Swiss pumpmaker Sulzer announced Thursday it no longer considers itself subject to US sanctions targeting Russian holdings. Sulzer is buying back a 15 percent stake from Renova, a holding of Russian oligarch Viktor Vekselberg, reducing Renova’s control below the 50 percent threshold. The US Treasury’s Office of Foreign Assets Control approved the transaction, effectively clearing Sulzer from US sanctions, the Swiss company said.
Sulzer, whose shares have recovered half of Monday’s 20 percent loss, had its American accounts partially frozen last week because Mr. Vekselberg was the majority owner. This freeze should now be lifted, but obstacles may remain for Sulzer and other Swiss firms doing business with Russian companies.
Before Sulzer announced the purchase, sources had told Handelsblatt that two major Swiss banks, UBS and Credit Suisse, were refusing to trade Sulzer shares out of concern about the sanctions. The global supplier to oil and gas companies, power producers and water utilities had sales of 3 billion Swiss francs ($3.1 billion) last year.
UBS said Wednesday it would not comment on Sulzer. A spokesman only said: “As a global financial services provider, UBS is required to comply with a variety of legal and regulatory requirements.” Credit Suisse issued a similar statement.
In Germany, securities house Clearstream has stopped handling shares of the 14 Russian companies on the US blacklist. The sanctions also raised doubts about the future of the Nord Stream 2 gas pipeline project from Russia to Germany.
“Nobody knows exactly what is allowed and what is not.”
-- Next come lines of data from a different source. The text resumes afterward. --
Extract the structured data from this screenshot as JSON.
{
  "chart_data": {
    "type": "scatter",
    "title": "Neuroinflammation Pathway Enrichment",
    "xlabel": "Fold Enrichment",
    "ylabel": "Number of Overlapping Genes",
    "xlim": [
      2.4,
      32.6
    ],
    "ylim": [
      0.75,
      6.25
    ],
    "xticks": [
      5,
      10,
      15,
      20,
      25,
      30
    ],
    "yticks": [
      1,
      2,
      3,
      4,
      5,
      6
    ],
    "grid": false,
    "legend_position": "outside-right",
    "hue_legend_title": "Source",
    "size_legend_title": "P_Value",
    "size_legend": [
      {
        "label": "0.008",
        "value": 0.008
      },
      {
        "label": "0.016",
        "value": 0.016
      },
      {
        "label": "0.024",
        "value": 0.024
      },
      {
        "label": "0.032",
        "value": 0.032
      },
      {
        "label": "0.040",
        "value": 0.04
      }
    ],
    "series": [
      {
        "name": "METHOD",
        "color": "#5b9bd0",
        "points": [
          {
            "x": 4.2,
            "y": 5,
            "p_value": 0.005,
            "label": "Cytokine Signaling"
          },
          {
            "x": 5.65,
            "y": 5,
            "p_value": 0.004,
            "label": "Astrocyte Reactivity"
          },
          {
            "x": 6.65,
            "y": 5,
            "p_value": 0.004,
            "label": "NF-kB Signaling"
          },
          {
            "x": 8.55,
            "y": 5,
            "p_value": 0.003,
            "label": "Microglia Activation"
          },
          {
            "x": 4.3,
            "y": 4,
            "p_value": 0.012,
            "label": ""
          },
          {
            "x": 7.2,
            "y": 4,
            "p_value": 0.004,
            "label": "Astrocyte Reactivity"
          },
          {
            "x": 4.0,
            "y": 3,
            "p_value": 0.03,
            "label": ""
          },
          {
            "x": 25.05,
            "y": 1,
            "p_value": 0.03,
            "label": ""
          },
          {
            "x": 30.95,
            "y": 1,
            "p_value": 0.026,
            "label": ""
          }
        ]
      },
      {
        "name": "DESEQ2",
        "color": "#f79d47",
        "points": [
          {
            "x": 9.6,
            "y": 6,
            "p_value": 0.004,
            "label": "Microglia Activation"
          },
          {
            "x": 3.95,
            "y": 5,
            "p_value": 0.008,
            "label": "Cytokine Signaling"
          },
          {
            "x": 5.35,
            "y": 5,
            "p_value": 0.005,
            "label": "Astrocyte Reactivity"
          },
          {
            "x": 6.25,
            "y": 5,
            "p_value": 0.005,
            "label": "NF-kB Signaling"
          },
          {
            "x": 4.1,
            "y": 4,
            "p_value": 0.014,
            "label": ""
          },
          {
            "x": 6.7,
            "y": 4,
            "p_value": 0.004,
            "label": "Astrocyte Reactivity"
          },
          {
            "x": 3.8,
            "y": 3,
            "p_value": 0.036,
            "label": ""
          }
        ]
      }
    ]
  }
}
Russian-controlled Renova also has stakes in other Swiss companies, including technology company Oerlikon and steel producer Schmolz + Bickenbach, but those holdings are less than 50 percent of the shares. “Based on initial analyses, we believe that Oerlikon is not directly affected by the sanctions on the basis of our shareholdings,” Oerlikon said in a statement. Schmolz + Bickenbach also said it does not consider itself “significantly affected” by the sanctions.
In Switzerland, many investors have dumped stocks connected with Russian oligarchs out an abundance of caution. Some of the companies, like Oerlikon, are not directly covered by the US measure, but an analyst at Bank Vontobel said there may still be a risk because US customers could move their business to competitors to avoid compliance issues.
“Nobody knows exactly what is allowed and what is not,” one company official told Handelsblatt.
Another Swiss company scrambling to avoid sanctions is Glencore, the world’s largest miner and commodity dealer. Glencore CEO Ivan Glasenberg resigned Monday from the board of Russian aluminum firm Rusal, owned by Russian oligarch Oleg Deripaska, who is on the US sanctions list. Glencore also cancelled a share transaction with Mr. Deripaska’s London-listed vehicle EN+.
But Glencore is still evaluating its contracts with Rusal, which supplies about 6 percent of the world’s aluminum, almost all of it going to Glencore. It is another sign that the US actions against Russia are having wide-sweeping repercussions in Europe.